I’ll whittle my list down to five.
- Digital Copyright Wars: Big media and publishers are far from finished changing copyright laws to broaden, strengthen, and lengthen the rights of copyright holders. And they are not yet done protecting their digital turf with punitive lawsuits either. One big copyright impact on libraries is digitization: you can only safely digitize what’s in the public domain or what you have permission for (and the permission process can be difficult or impossible). There’s always fair use of course, if you have the deep pockets and institutional backing needed to defend yourself (like Google does) or if your efforts are tolerated (like e-reserves has been so far, except for a few sub rosa publisher objections). In opposition to this trend is a movement by the Creative Commons and others to persuade authors, musicians, and other copyright holders to license their works in ways that permit liberal use and reuse of them.
- DRM: The Sony BMG rootkit fiasco was a blow, but think again if you believe that this will stop DRM from controlling your digital content in the future. The trick is to get DRM embedded in your operating system, and to have every piece of computer hardware and every consumer digital device that can access and/or manipulate content to support it (or to refuse access to material protected by unsupported DRM schemes). That’s a tall order, but incremental progress is likely to continue to be made towards this goal. Big media will continue to try to pass laws that mandate certain types of DRM and, like the DMCA, protect its use.
- Internet Privacy: If you believe this still exists on the Internet, you are either using anonymous surfing services or you haven’t been paying attention. Net monitoring will become far more effective if ISPs can be persuaded or required to retain user-specific Internet activity logs. Would you be upset if every licensed e-document that your library users read could be traced back to them?

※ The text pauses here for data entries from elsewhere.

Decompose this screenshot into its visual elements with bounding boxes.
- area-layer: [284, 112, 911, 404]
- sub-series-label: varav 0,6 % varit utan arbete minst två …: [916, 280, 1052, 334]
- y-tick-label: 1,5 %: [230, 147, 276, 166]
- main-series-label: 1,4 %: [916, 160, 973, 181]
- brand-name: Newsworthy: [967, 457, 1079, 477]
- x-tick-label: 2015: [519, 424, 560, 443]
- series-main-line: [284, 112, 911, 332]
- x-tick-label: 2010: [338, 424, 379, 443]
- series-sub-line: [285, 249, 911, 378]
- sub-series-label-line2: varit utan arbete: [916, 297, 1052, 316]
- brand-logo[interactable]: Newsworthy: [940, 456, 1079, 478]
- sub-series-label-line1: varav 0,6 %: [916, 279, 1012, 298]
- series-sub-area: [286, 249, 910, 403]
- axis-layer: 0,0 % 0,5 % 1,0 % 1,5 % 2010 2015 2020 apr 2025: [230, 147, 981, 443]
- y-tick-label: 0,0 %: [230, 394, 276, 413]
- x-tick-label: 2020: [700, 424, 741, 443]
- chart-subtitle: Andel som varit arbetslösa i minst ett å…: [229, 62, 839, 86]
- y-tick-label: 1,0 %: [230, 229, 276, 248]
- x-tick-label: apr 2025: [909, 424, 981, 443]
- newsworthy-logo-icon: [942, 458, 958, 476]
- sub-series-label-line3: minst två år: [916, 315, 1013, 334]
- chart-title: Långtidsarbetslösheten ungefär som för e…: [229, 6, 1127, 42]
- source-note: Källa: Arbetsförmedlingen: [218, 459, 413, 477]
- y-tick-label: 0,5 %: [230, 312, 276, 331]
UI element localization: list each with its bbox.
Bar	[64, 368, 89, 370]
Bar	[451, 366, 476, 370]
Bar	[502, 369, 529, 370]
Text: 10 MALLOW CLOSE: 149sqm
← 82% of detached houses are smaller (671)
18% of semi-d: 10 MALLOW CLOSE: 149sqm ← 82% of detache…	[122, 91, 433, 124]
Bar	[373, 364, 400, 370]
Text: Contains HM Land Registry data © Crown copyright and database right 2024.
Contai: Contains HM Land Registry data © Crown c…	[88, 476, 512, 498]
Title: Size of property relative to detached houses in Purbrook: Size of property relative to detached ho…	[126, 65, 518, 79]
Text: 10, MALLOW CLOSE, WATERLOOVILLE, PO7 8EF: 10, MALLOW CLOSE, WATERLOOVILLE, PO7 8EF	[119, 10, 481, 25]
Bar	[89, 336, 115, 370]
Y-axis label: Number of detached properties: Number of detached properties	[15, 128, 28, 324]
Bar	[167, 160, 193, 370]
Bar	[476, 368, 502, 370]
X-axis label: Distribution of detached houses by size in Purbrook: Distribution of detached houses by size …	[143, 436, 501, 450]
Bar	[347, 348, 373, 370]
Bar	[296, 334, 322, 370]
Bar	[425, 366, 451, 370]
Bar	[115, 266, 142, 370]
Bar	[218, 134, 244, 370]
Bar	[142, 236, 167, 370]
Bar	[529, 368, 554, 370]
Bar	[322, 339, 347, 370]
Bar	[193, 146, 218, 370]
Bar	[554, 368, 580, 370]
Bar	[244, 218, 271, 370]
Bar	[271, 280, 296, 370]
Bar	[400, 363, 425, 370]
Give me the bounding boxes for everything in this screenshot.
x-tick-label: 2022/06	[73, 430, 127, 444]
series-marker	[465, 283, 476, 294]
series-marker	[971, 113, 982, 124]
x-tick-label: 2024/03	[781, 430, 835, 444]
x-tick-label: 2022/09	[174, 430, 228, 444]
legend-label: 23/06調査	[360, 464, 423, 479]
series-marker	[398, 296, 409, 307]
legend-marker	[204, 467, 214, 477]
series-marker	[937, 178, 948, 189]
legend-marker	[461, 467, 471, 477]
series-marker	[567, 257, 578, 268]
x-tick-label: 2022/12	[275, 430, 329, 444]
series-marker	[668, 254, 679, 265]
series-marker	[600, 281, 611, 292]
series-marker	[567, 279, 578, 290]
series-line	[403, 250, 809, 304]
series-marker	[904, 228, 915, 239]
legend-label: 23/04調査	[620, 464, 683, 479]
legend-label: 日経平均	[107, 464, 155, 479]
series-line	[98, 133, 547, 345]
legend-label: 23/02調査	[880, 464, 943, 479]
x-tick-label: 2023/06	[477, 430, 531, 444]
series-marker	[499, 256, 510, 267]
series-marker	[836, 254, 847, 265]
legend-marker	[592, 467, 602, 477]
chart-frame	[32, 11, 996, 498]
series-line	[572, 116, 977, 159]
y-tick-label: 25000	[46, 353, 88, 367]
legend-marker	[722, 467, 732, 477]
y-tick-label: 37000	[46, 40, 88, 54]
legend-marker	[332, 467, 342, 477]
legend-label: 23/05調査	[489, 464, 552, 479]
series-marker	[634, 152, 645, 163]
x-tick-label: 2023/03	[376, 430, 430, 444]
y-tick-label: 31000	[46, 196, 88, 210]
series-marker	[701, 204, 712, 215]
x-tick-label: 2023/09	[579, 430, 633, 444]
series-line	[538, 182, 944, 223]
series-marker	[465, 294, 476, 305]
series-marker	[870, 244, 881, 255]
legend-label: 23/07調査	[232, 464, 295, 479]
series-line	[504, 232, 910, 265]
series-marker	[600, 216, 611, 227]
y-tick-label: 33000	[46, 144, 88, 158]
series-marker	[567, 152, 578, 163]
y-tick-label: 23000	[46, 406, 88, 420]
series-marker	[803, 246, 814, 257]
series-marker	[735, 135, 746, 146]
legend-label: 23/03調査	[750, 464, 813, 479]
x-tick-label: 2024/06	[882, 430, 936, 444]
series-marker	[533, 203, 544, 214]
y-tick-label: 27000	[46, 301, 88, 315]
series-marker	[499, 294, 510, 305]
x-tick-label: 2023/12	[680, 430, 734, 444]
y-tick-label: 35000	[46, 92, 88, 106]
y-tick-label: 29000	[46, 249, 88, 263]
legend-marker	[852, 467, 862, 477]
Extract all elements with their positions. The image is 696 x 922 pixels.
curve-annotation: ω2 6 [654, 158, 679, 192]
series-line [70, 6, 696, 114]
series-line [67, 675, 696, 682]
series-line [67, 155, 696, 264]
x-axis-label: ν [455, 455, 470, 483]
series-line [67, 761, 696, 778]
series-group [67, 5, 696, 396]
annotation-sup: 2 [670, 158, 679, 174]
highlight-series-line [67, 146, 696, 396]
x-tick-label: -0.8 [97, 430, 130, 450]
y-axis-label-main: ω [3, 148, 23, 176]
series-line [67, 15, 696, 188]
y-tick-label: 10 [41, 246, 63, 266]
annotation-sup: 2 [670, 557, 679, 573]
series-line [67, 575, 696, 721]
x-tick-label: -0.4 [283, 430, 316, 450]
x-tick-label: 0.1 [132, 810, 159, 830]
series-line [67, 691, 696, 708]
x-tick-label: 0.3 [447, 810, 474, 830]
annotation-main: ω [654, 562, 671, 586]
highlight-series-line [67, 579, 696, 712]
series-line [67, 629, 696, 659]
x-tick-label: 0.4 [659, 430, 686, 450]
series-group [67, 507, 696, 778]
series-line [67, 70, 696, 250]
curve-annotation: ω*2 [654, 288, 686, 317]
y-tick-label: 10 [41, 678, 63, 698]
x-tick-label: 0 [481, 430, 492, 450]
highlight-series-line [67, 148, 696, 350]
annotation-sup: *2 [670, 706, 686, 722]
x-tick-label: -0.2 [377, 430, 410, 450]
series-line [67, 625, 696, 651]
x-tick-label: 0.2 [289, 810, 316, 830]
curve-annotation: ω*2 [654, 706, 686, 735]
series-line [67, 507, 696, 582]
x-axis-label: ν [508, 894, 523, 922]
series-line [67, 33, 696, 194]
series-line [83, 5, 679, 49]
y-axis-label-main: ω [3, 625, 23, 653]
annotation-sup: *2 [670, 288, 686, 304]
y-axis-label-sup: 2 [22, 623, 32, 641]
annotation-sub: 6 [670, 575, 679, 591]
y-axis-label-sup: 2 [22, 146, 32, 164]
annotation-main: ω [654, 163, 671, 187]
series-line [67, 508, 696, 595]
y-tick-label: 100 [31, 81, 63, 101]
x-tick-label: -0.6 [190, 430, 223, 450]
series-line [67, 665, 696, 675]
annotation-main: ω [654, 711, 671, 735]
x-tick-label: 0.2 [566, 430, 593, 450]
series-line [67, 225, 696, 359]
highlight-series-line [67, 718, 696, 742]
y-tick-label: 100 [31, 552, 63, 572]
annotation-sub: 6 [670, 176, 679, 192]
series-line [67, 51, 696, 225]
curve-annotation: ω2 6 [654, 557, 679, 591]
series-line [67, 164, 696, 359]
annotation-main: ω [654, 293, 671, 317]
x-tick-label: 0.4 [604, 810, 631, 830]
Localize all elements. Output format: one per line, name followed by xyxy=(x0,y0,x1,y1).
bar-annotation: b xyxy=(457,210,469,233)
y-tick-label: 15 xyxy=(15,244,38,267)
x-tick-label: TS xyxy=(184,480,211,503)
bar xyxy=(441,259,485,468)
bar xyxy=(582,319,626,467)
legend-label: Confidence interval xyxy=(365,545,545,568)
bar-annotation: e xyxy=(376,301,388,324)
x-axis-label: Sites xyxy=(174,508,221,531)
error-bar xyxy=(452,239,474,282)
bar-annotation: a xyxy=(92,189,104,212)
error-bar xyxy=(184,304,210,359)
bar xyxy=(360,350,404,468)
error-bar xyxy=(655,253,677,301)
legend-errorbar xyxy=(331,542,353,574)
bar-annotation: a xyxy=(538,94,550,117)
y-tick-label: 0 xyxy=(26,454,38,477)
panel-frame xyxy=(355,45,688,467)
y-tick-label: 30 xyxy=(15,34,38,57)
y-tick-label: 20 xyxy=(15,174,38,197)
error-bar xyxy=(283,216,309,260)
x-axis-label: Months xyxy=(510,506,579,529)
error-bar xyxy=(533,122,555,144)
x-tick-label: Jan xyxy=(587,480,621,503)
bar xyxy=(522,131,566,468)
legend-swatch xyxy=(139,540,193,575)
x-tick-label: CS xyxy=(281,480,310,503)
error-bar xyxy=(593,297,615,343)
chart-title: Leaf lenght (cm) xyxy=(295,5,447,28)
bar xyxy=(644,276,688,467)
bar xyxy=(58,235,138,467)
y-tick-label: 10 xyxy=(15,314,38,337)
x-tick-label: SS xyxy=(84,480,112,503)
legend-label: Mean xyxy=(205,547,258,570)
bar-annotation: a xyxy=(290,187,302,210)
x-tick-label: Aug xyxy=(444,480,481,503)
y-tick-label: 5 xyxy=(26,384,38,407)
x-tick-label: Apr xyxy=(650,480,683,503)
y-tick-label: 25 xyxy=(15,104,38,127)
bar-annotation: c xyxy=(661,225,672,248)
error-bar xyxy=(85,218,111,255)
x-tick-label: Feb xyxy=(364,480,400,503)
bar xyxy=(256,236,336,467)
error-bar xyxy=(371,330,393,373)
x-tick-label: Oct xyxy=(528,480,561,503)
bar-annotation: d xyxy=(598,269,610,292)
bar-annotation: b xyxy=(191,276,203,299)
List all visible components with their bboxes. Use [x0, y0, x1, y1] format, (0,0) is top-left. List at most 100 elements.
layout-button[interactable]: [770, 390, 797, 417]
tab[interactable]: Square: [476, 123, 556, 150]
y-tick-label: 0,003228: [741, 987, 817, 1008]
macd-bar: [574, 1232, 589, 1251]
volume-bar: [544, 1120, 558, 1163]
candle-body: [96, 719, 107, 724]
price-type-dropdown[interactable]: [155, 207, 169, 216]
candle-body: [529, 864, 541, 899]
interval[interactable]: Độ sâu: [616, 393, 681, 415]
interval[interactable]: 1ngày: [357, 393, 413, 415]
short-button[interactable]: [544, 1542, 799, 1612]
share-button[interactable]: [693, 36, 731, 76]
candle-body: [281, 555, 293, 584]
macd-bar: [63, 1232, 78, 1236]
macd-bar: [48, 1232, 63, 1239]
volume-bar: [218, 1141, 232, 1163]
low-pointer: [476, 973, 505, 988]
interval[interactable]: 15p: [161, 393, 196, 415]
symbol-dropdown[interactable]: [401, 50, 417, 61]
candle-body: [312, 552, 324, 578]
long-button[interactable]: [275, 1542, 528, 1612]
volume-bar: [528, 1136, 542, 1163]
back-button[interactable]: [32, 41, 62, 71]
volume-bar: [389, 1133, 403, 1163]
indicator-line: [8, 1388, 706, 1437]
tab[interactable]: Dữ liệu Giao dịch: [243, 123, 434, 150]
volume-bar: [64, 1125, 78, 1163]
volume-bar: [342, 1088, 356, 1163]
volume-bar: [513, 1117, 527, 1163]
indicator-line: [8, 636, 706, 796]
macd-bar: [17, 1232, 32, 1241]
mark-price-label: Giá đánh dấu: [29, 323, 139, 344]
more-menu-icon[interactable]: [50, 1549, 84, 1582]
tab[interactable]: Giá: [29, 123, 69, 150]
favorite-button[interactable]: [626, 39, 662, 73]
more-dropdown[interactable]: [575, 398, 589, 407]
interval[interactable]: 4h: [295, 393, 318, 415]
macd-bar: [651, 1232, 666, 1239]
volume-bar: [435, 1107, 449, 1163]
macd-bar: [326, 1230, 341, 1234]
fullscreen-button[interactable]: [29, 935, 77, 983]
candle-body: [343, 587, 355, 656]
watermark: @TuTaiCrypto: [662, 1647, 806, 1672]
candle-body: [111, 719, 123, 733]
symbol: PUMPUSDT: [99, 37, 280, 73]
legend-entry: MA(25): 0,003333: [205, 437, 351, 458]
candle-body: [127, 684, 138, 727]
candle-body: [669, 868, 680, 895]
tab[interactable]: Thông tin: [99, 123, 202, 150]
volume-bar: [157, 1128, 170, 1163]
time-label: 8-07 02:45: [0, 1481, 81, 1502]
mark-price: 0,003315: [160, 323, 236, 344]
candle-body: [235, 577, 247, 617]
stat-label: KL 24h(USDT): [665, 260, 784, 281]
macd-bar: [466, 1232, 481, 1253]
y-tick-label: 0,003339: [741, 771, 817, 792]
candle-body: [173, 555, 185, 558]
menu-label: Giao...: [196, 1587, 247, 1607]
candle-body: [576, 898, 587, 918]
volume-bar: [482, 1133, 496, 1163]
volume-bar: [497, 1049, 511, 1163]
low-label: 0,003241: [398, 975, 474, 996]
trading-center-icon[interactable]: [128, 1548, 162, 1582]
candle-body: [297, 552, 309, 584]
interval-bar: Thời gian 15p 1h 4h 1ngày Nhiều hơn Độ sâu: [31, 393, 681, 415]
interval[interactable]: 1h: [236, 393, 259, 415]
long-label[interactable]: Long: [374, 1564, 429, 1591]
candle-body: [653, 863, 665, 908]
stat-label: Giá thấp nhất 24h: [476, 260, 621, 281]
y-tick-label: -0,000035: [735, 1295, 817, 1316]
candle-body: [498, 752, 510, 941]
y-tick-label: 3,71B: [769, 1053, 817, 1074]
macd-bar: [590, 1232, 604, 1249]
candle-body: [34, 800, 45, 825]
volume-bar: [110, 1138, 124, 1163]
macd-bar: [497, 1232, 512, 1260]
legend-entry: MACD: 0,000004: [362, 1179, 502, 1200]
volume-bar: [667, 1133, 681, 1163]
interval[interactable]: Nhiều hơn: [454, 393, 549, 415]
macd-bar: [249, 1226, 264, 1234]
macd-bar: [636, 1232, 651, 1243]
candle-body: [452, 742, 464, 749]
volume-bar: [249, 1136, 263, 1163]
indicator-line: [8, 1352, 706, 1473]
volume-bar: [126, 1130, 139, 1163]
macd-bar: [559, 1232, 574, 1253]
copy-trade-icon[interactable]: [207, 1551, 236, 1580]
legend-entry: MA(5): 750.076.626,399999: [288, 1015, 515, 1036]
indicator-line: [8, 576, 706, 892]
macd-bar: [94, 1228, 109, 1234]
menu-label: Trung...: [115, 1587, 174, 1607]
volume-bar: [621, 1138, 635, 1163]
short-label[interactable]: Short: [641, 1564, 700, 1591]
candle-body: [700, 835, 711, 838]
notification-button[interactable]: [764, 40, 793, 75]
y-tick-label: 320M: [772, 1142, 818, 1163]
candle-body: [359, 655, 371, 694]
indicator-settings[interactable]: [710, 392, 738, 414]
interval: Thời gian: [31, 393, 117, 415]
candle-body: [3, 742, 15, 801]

Unless you still offer unauthenticated Internet access in your library, that may depend upon your retention of login records and whether you are legally compelled to reveal them.
- Net Neutrality: If ISPs can create Internet speed lanes, you don’t want your library or digital content provider to be in the slow one. Hope you (or they) can pay for the fast one. But Net neutrality issues don’t end there: there are issues of content/service blockage and differential service based on fees as well.
- Open Access: If there is a glimmer of hope on the horizon for the scholarly communication crisis, it’s open access. Efforts to produce alternative low-cost journals are important and deserve full support, but the open access movement’s impact is far greater, and it offers global access to scholars whose institutions may not be able to pay even modest subscription fees and to unaffiliated individuals.